The Jacksonville, FL-based owner, operator and developer of grocery-anchored shopping centers, told investors and analysts at a Thursday presentation in Washington, DC that it anticipates strong growth will drive the yield on its development projects to more than 10% annually for each of the next few years.
In 2005 alone, the firm expects to put $91 million worth of new projects on line with that figure rising to $95 million by next year, reflecting about $45 million per year in returns, company officials said. But while development yields are dropping overall throughout the industry due to rising land and building costs, Regency officials say that the gap between its acquisition and development returns remain as robust as ever.
The company's strong market positioning, particularly in the mid-Atlantic states, which Regency entered about five years ago, has made the firm one of the most dominant forces in most, if not all, of its markets.
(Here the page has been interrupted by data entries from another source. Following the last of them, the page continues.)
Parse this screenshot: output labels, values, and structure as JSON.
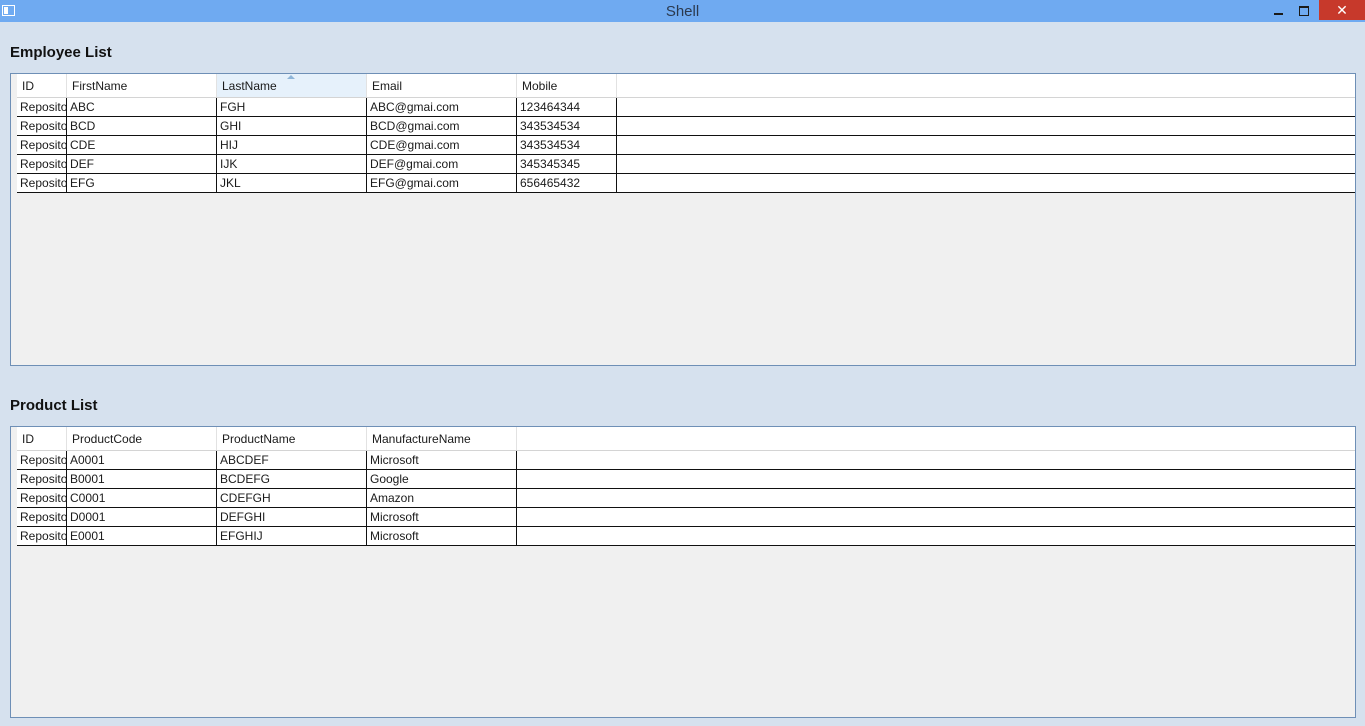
{
  "window": {
    "title": "Shell"
  },
  "employees": {
    "title": "Employee List",
    "columns": [
      "ID",
      "FirstName",
      "LastName",
      "Email",
      "Mobile"
    ],
    "sorted_column": "LastName",
    "rows": [
      [
        "Reposito",
        "ABC",
        "FGH",
        "ABC@gmai.com",
        "123464344"
      ],
      [
        "Reposito",
        "BCD",
        "GHI",
        "BCD@gmai.com",
        "343534534"
      ],
      [
        "Reposito",
        "CDE",
        "HIJ",
        "CDE@gmai.com",
        "343534534"
      ],
      [
        "Reposito",
        "DEF",
        "IJK",
        "DEF@gmai.com",
        "345345345"
      ],
      [
        "Reposito",
        "EFG",
        "JKL",
        "EFG@gmai.com",
        "656465432"
      ]
    ]
  },
  "products": {
    "title": "Product List",
    "columns": [
      "ID",
      "ProductCode",
      "ProductName",
      "ManufactureName"
    ],
    "rows": [
      [
        "Reposito",
        "A0001",
        "ABCDEF",
        "Microsoft"
      ],
      [
        "Reposito",
        "B0001",
        "BCDEFG",
        "Google"
      ],
      [
        "Reposito",
        "C0001",
        "CDEFGH",
        "Amazon"
      ],
      [
        "Reposito",
        "D0001",
        "DEFGHI",
        "Microsoft"
      ],
      [
        "Reposito",
        "E0001",
        "EFGHIJ",
        "Microsoft"
      ]
    ]
  }
}
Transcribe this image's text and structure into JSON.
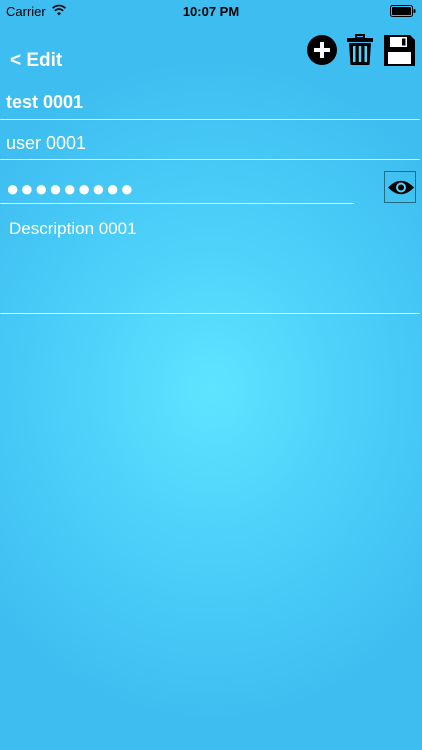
{
  "status_bar": {
    "carrier": "Carrier",
    "time": "10:07 PM"
  },
  "nav": {
    "back_label": "< Edit"
  },
  "toolbar": {
    "add_icon": "plus-circle-icon",
    "delete_icon": "trash-icon",
    "save_icon": "floppy-disk-icon"
  },
  "form": {
    "title_value": "test 0001",
    "username_value": "user 0001",
    "password_masked": "●●●●●●●●●",
    "show_password_icon": "eye-icon",
    "description_value": "Description 0001"
  },
  "colors": {
    "background_center": "#5fe4ff",
    "background_edge": "#3dbdf0",
    "text": "#ffffff",
    "icons": "#000000"
  }
}
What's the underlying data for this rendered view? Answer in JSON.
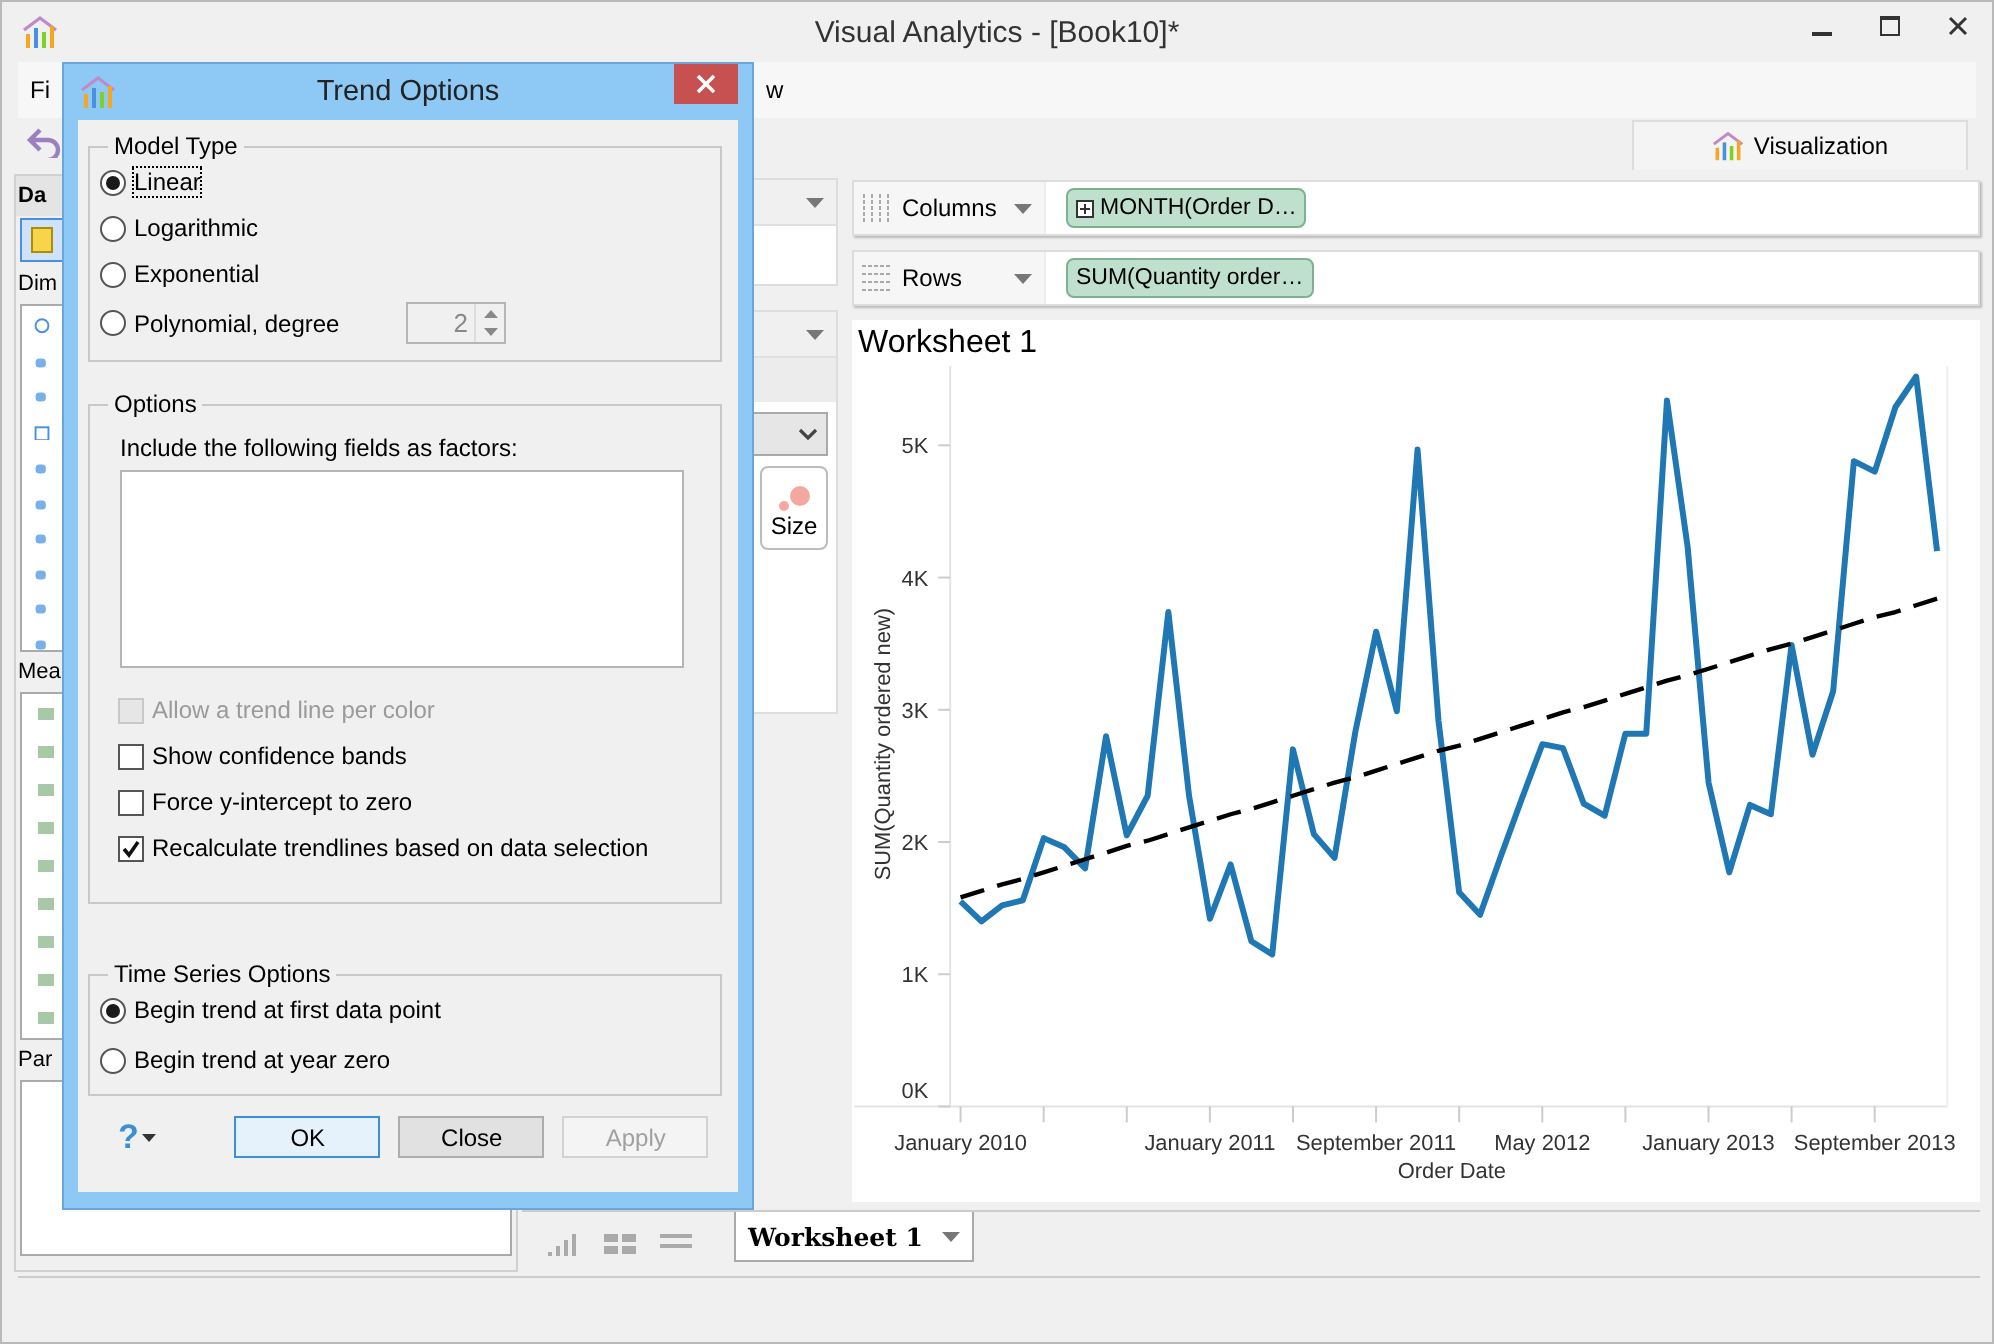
{
  "window": {
    "title": "Visual Analytics - [Book10]*"
  },
  "menu": [
    "Fi",
    "w"
  ],
  "visualization_tab": "Visualization",
  "data_pane": {
    "header": "Da",
    "dimensions_label": "Dim",
    "measures_label": "Mea",
    "parameters_label": "Par"
  },
  "marks": {
    "size_button": "Size"
  },
  "shelves": [
    {
      "label": "Columns",
      "pill": "MONTH(Order D…",
      "expandable": true
    },
    {
      "label": "Rows",
      "pill": "SUM(Quantity order…",
      "expandable": false
    }
  ],
  "worksheet": {
    "title": "Worksheet 1",
    "chart_data": {
      "type": "line",
      "xlabel": "Order Date",
      "ylabel": "SUM(Quantity ordered new)",
      "categories": [
        "January 2010",
        null,
        null,
        null,
        null,
        null,
        null,
        null,
        null,
        null,
        null,
        null,
        "January 2011",
        null,
        null,
        null,
        null,
        null,
        null,
        null,
        "September 2011",
        null,
        null,
        null,
        null,
        null,
        null,
        null,
        "May 2012",
        null,
        null,
        null,
        null,
        null,
        null,
        null,
        "January 2013",
        null,
        null,
        null,
        null,
        null,
        null,
        null,
        "September 2013",
        null,
        null,
        null
      ],
      "series": [
        {
          "color": "#1f77b4",
          "line_style": "solid",
          "values": [
            1550,
            1400,
            1520,
            1560,
            2030,
            1960,
            1800,
            2800,
            2050,
            2350,
            3740,
            2350,
            1420,
            1830,
            1250,
            1150,
            2700,
            2060,
            1880,
            2830,
            3590,
            2990,
            4970,
            2920,
            1620,
            1450,
            1890,
            2320,
            2740,
            2710,
            2290,
            2200,
            2820,
            2820,
            5340,
            4230,
            2450,
            1770,
            2280,
            2210,
            3490,
            2660,
            3140,
            4880,
            4800,
            5290,
            5520,
            4200
          ]
        },
        {
          "color": "#000000",
          "line_style": "dashed",
          "values": [
            1580,
            1630,
            1680,
            1720,
            1770,
            1820,
            1870,
            1920,
            1970,
            2010,
            2060,
            2110,
            2160,
            2210,
            2250,
            2300,
            2350,
            2400,
            2450,
            2490,
            2540,
            2590,
            2640,
            2690,
            2730,
            2780,
            2830,
            2880,
            2930,
            2980,
            3020,
            3070,
            3120,
            3170,
            3220,
            3260,
            3310,
            3360,
            3410,
            3460,
            3500,
            3550,
            3600,
            3650,
            3700,
            3740,
            3790,
            3840
          ]
        }
      ],
      "ylim": [
        0,
        5600
      ],
      "yticks": [
        {
          "value": 0,
          "label": "0K"
        },
        {
          "value": 1000,
          "label": "1K"
        },
        {
          "value": 2000,
          "label": "2K"
        },
        {
          "value": 3000,
          "label": "3K"
        },
        {
          "value": 4000,
          "label": "4K"
        },
        {
          "value": 5000,
          "label": "5K"
        }
      ]
    }
  },
  "sheet_tabs": [
    {
      "label": "Worksheet 1",
      "selected": true
    }
  ],
  "dialog": {
    "title": "Trend Options",
    "model_type": {
      "legend": "Model Type",
      "options": [
        {
          "label": "Linear",
          "selected": true,
          "focused": true
        },
        {
          "label": "Logarithmic",
          "selected": false,
          "focused": false
        },
        {
          "label": "Exponential",
          "selected": false,
          "focused": false
        },
        {
          "label": "Polynomial, degree",
          "selected": false,
          "focused": false
        }
      ],
      "degree": {
        "value": "2",
        "disabled": true
      }
    },
    "options": {
      "legend": "Options",
      "factors_label": "Include the following fields as factors:",
      "checkboxes": [
        {
          "label": "Allow a trend line per color",
          "checked": false,
          "disabled": true
        },
        {
          "label": "Show confidence bands",
          "checked": false,
          "disabled": false
        },
        {
          "label": "Force y-intercept to zero",
          "checked": false,
          "disabled": false
        },
        {
          "label": "Recalculate trendlines based on data selection",
          "checked": true,
          "disabled": false
        }
      ]
    },
    "time_series": {
      "legend": "Time Series Options",
      "options": [
        {
          "label": "Begin trend at first data point",
          "selected": true
        },
        {
          "label": "Begin trend at year zero",
          "selected": false
        }
      ]
    },
    "help": "?",
    "buttons": [
      {
        "label": "OK",
        "kind": "default",
        "disabled": false
      },
      {
        "label": "Close",
        "kind": "normal",
        "disabled": false
      },
      {
        "label": "Apply",
        "kind": "normal",
        "disabled": true
      }
    ]
  }
}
Helping to enhance its reputation has been the firm's relationships with discount retailer Target. Forged and cultured in California, that relationship has made Regency the "go to" developer for many Target stores, including three which were recently built and five others in the planning stages, Regency officials said.
The company, whose pro-active leasing approach and aggressive merchandising efforts has kept occupancy rates at more than 96%, currently has 383 properties, including several held in joint ventures, and 48.9 million sf of retail space, most of it in major markets, in its portfolio. Since 2000, Regency has completed 92 shopping center developments at a net investment of $1.2 billion.